Nevertheless, the main opinion insists that the United States Supreme Court noted in Buckeye Check Cashing that “unless the challenge is to the arbitration clause itself, the issue of the contract’s validity is considered by the arbitrator in the first instance.” 546 U.S. at 445-46, 126 S.Ct. 1204. However, Buckeye Check Cashing did not extend to a fact situation like the one here. In determining what kinds of contracts must be submitted to arbitration, the Supreme Court stated that “[t]here can be no doubt that ‘contract’ as used this last time [referring to its use in Prima Paint Corp. v. Flood & Conklin Mfg. Co., 388 U.S. 395, 412-13 (1967),] must include contracts that later prove to be void.” Buckeye Check Cashing, 546 U.S. at 448, 126 S.Ct. 1204. In this case, the Mega-Sweeps contract has already been proven void by the legislative declaration followed by the judicial determination. I therefore believe that this case can be distinguished from Buckeye Check Cashing.
Finally, I note that the posted Quincy’s MegaSweeps Official Sweepstakes Rules declare themselves to be “[v]oid where prohibited by law.” This declaration is found at the beginning of the rules in Paragraph 1 and appears to apply to the entire rules. Paragraph 2 provides that “[t]he Sweepstakes is subject to all federal, state and local laws and regulations, including without limitation Ala.Code § 8-19D-1 et seq. and Ala. Atty. Gen. Ops. 1999-28 and 2005-173.” The rules contain no severability clause or any other language that would suggest that the void-where-prohibited-by-law provision applies to anything less than the entire set of rules. If, as JCRA insists, the rules are part of the contract, then by operation of the rules themselves, the arbitration clause is void.

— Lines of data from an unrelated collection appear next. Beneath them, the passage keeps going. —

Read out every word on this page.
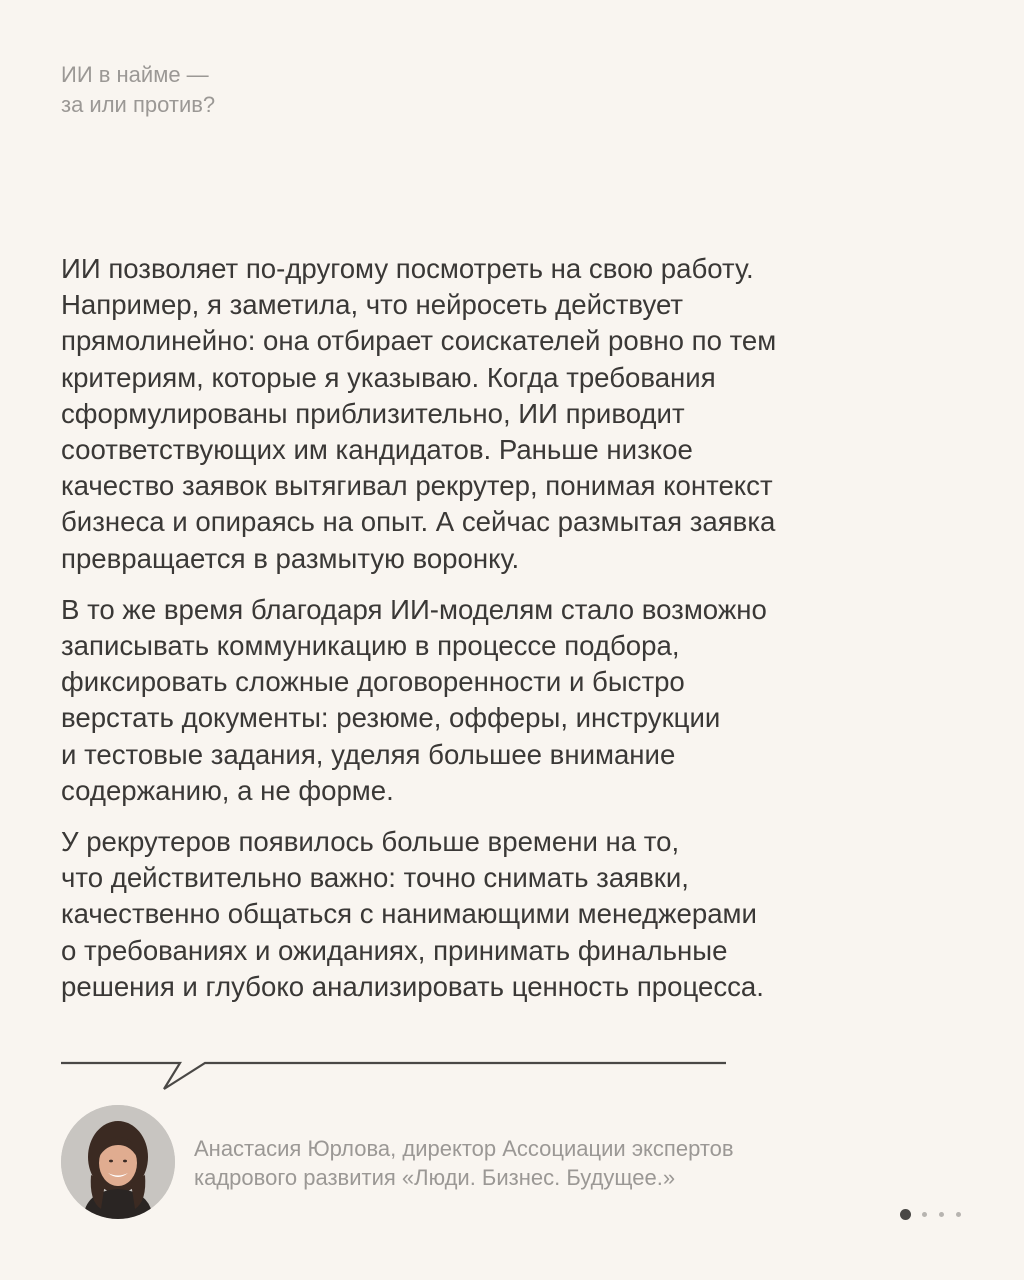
ИИ в найме —
за или против?

ИИ позволяет по-другому посмотреть на свою работу.
Например, я заметила, что нейросеть действует
прямолинейно: она отбирает соискателей ровно по тем
критериям, которые я указываю. Когда требования
сформулированы приблизительно, ИИ приводит
соответствующих им кандидатов. Раньше низкое
качество заявок вытягивал рекрутер, понимая контекст
бизнеса и опираясь на опыт. А сейчас размытая заявка
превращается в размытую воронку.

В то же время благодаря ИИ-моделям стало возможно
записывать коммуникацию в процессе подбора,
фиксировать сложные договоренности и быстро
верстать документы: резюме, офферы, инструкции
и тестовые задания, уделяя большее внимание
содержанию, а не форме.

У рекрутеров появилось больше времени на то,
что действительно важно: точно снимать заявки,
качественно общаться с нанимающими менеджерами
о требованиях и ожиданиях, принимать финальные
решения и глубоко анализировать ценность процесса.

Анастасия Юрлова, директор Ассоциации экспертов
кадрового развития «Люди. Бизнес. Будущее.»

Because I believe that a void and illegal contract cannot confer authority upon an arbitrator, and because I believe that the facts of this case — a “contract” consisting of a card the customer receives only after paying for it, a contract that allegedly incorporates rules that declare themselves “[v]oid where prohibited by law,” and a statute that not only declares such contracts void but also provides that an action in court is the customer’s remedy — present a situation not contemplated in Buckeye Check Cashing, I dissent as to that holding of the majority.
However, when a trial court orders a case to arbitration, the court should stay the proceedings rather than dismiss the case, so that the court can reassume jurisdiction if the parties change their minds about arbitration, if the arbitration process breaks down, or if a party needs to enforce an arbitration agreement or award in court, or to toll the statute of limitations. Accordingly, I concur with the majority’s ruling that the trial court exceeded its discretion in dismissing Johnson’s complaint, and I agree with the majority that the proper course would have been for the trial court to stay the action pending arbitration.